Here’s one big package Amazon probably won’t be returning.
Even before Amazon was showered with incentives to open a new headquarters in New York City, the company received up to $45 million in state grants from a program that rewards businesses that create high-paying jobs.
But the state’s Excelsior Jobs Program specifically excludes companies “engaged predominantly in the retail or entertainment industry,” two enterprises that are practically synonymous with the company name.
With its successful online sales strategy, Amazon has redefined the way consumers shop. And it’s music and video streaming services, which include original programming, have helped the company carve out a nice chunk of the entertainment market.
Yet, when it comes to state incentives, Amazon goes under the banner of a “tech” company,” and thereby eligible for up to $1.2 billion in tax credits.
In fact, many online and brick and mortar retailers have received Excelsior grant money despite the prohibition.
Kathy Wylde, the president of the business advocacy group the Partnership for New York City, said that’s consistent with the way the program was intended.
“Retail companies that are setting up IT jobs would not be considered retail (under Excelsior),” she said.

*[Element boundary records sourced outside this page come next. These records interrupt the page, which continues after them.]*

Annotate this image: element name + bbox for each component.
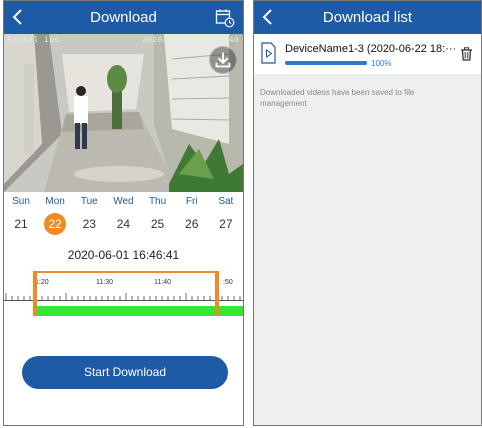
week-day-name: Fri [185,196,198,207]
download-list-item[interactable]: DeviceName1-3 (2020-06-22 18:··· 100% [254,34,481,74]
timeline-label: :50 [223,279,233,286]
week-day[interactable]: Thu 25 [141,195,175,235]
week-date-picker: Sun 21 Mon 22 Tue 23 Wed 24 Thu 25 Fri 26 Sat 27 [4,195,243,235]
week-day-name: Thu [148,196,167,207]
week-date: 26 [185,217,199,231]
download-list-screen: Download list DeviceName1-3 (2020-06-22 … [253,0,482,426]
timestamp-overlay: 2020/06/01 16:46:40 [142,36,239,45]
download-saved-note: Downloaded videos have been saved to fil… [260,88,415,108]
week-day-name: Mon [45,196,65,207]
week-day-name: Sat [218,196,234,207]
selection-range [33,271,219,316]
week-day[interactable]: Tue 23 [72,195,106,235]
video-file-icon [261,42,276,64]
current-datetime: 2020-06-01 16:46:41 [67,248,180,262]
page-title: Download list [322,9,413,26]
trash-icon[interactable] [460,47,473,61]
calendar-clock-icon[interactable] [215,8,235,28]
video-frame [4,34,243,192]
week-date: 23 [82,217,96,231]
week-day[interactable]: Sat 27 [209,195,243,235]
week-day[interactable]: Fri 26 [175,195,209,235]
download-file-name: DeviceName1-3 (2020-06-22 18:··· [285,43,457,55]
week-day-name: Wed [113,196,134,207]
download-screen: Download Facial ipc 2020/06/01 16:46:40 … [3,0,244,426]
selection-start-handle[interactable] [33,271,37,316]
week-date: 25 [150,217,165,231]
week-date-selected: 22 [44,213,67,235]
header-bar: Download list [254,1,481,34]
download-progress-label: 100% [371,59,392,68]
week-date: 24 [116,217,131,231]
start-download-button[interactable]: Start Download [22,356,228,389]
page-title: Download [90,9,157,26]
header-bar: Download [4,1,243,34]
week-day-name: Tue [80,196,98,207]
download-icon[interactable] [209,46,237,74]
video-preview[interactable]: Facial ipc 2020/06/01 16:46:40 [4,34,243,192]
week-day[interactable]: Wed 24 [106,195,140,235]
download-progress-bar [285,61,367,65]
week-day[interactable]: Mon 22 [38,195,72,235]
download-progress-fill [285,61,367,65]
week-date: 21 [14,217,28,231]
week-date: 27 [219,217,233,231]
timeline-ruler[interactable]: 1:20 11:30 11:40 :50 [4,271,243,317]
week-day-name: Sun [12,196,30,207]
camera-name-overlay: Facial ipc [7,36,61,45]
selection-end-handle[interactable] [215,271,219,316]
week-day[interactable]: Sun 21 [4,195,38,235]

Wylde’s group was instrumental in pushing to replace the Empire Zone program.
“I don’t think it matters where Amazon’s headquarters are in the shift from conventional retail to the internet,” she said. “It’s irrelevant where Amazon headquarters, because Amazon in Seattle has the same effect as Amazon in Long Island City.”
Long Island City will share the mega-retailer’s second headquarters under a deal announced this week by Gov. Cuomo, Mayor de Blasio and Amazon representatives.
Though the company has promised to bring 50,000 jobs to New York, the deal has been roundly condemned by critics who said Amazon got too many tax breaks after a process that got little public input.
“I will always advocate for economic development and jobs in New York, but when the process is done behind closed doors, with zero community input and nearly $2 billion in subsidies to a global behemoth, I am going to be skeptical,” City Council Speaker Corey Johnson said in a statement.
But state Budget Director Robert Mujica said the rules are different now.
“The jobs that we’re paying for here are not the retail jobs,” Mujica told the Daily News. “Everything has changed. Technology has changed a lot of different industries. The focus of the program is on giving incentive to locate high paying jobs. The reason retail is excluded is because retail traditionally does not provide high-paying jobs.”
Among Long Island City residents, there’s mixed reaction to newcomer — but a general consensus Amazon didn’t need any financial incentives.
“I think this is a great opportunity for a lot of people and it can make the neighborhood even better than it already is,” said Danny Park, 31, who works as a software engineer in Manhattan. “But I think Amazon would have come here anyway, even if New York didn’t give them more than anyone else. So I guess that seems kind of wasteful.”
Freelance personal assistant Taryn McMillian, 38, said she hopes to benefit from influx of Amazon workers, though “I don’t think Amazon needs to be subsidized in any way.”
“That’s potential new clients and so it’s good for the economy overall,” she said. “But of course I’m already worried about rent increases next year.”
Waitress Christa Cordero, 29, of Astoria, called the subsidies “completely unnecessary.”
“Amazon doesn’t need any more money, at all,” she declared. “They shouldn’t get anything from New York.”
And she, too, is worried about the effect the retailing behemoth will have on the neighborhood.